"Always look on the bright side of life" and "Stay optimistic" make for nice T-shirt or greeting card sentiments, but the Securities and Exchange Commission (SEC) has rules that prevent public companies from letting optimism cloud their financial reporting.

It was because of those regulations that Sears Holdings (SHLDQ), the parent company of Sears and Kmart, had to make what's known as a "going concern" disclosure in its recent annual report. That's an official statement that the company believes it may not survive the coming year.

Public companies report results based on standards adopted by the Financial Accounting Standards Board (FASB). The FASB, a private organization, does not make rules or laws. The SEC, however, has the right to establish financial reporting standards and it has chosen to designate the ones created by the FASB as de facto law.

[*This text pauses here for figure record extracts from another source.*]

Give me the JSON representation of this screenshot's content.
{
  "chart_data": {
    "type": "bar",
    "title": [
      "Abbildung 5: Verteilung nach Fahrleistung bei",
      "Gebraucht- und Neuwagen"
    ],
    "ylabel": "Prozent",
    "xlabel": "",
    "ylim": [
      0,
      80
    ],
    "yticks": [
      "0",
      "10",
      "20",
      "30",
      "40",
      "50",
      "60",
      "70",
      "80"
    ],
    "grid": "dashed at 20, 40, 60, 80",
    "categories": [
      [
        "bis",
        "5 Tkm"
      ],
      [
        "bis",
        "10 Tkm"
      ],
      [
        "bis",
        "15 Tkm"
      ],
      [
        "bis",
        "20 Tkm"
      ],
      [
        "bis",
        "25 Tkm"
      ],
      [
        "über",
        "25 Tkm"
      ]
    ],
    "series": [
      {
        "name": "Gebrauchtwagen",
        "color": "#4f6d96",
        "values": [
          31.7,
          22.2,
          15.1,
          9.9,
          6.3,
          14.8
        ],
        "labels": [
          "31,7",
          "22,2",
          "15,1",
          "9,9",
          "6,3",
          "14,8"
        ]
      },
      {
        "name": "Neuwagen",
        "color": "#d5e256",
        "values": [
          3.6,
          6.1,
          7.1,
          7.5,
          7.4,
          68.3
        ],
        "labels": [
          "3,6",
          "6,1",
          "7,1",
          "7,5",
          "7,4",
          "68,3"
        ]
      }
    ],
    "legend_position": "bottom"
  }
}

According to PwC, a going concern disclosure must be made by a public company "when conditions give rise to substantial doubt about a company's ability to continue as a going concern within one year from the financial statement issuance date."

Sears, which had delivered an optimistic report on its revival efforts in mid-February, has seen its financial situation deteriorate to the point it had to issue what amounts to an official warning it may run out of money. In that March 21 SEC filing, the company acknowledged that its "historical operating results indicate substantial doubt exists related to the company's ability to continue as a going concern." While expressing optimism that the plans it has in the works could provide the money it needs, the chain also acknowledged that if it continues to experience operating losses (and there are very few reasons to expect it won't) and it can't sell off or leverage assets as planned, that it may not be able to secure funds needed to operate.

It's important to note that issuing a going concern notice does not guarantee a company will go out of business. Sears Holdings does have assets and real estate that could potentially generate the billions it needs to fund its losses and transformation, but this disclosure admits something Sears would rather not have to say publicly -- that its plans may not work and they are fairly tenuous in the first place.

The outside of a Sears.

Sears has admitted it may run out of cash. Image source: Sears.

Why keep bad news quiet?

In general, struggling companies want to keep the extent of their problems quiet. If it's well known that a chain may not survive, it can become a self-fulfilling prophecy. People may stop shopping there either because they are wary about being able to return merchandise or because they assume they will soon get better prices at a going-out-of-business sale. Shoppers may also stop buying gift cards, which essentially takes an interest-free loan away from the retailer.

The most serious consequence of having to publicly admit a retail chain may not survive is that vendors may no longer offer credit or favorable payment terms because they believe they won't get paid in full if the company goes bankrupt. When that happens, a retailer must pay up front for any goods or merchandise it receives. That can be a death blow, especially heading into the fourth quarter, where chains stock up on merchandise with the anticipation of paying for it by selling it during the busy holiday season.

What's next for Sears Holdings?

The chain and its CEO, Eddie Lampert, have gone to great pains to convince shareholders, vendors, and consumers that it has a viable plan to turn its business around. The company has over $13 billion in short- and long-term liabilities and it lost $607 million in 2016. That's up from $580 million the year before. In addition, Sears Holdings stores had a 10.3% drop in comparable-store sales in 2016 while overall revenue dropped by $1.2 billion.

Lampert, in the company's February update on "the next phase of its strategic transformation," made every effort to make it seem like good things were happening. In some ways, even though the company saw its share price jump after the report was released, the CEO's statement was a bit like talking about how nice your lawn looks while your house is burning down behind you.

"We significantly improved our operating performance and made progress toward profitability in the fourth quarter of 2016," he said. "In the first several weeks of 2017, we undertook a series of transactions to optimize our capital structure and unlock value across our wide range of assets. We also reached an agreement to amend our asset-based credit facility which further enhances our liquidity and financial flexibility."

That's certainly the glass half-full view while the going concern statement offers the glass half-empty view. Sears is not dead yet, but it's really sick and there are strong signs it may not pull through.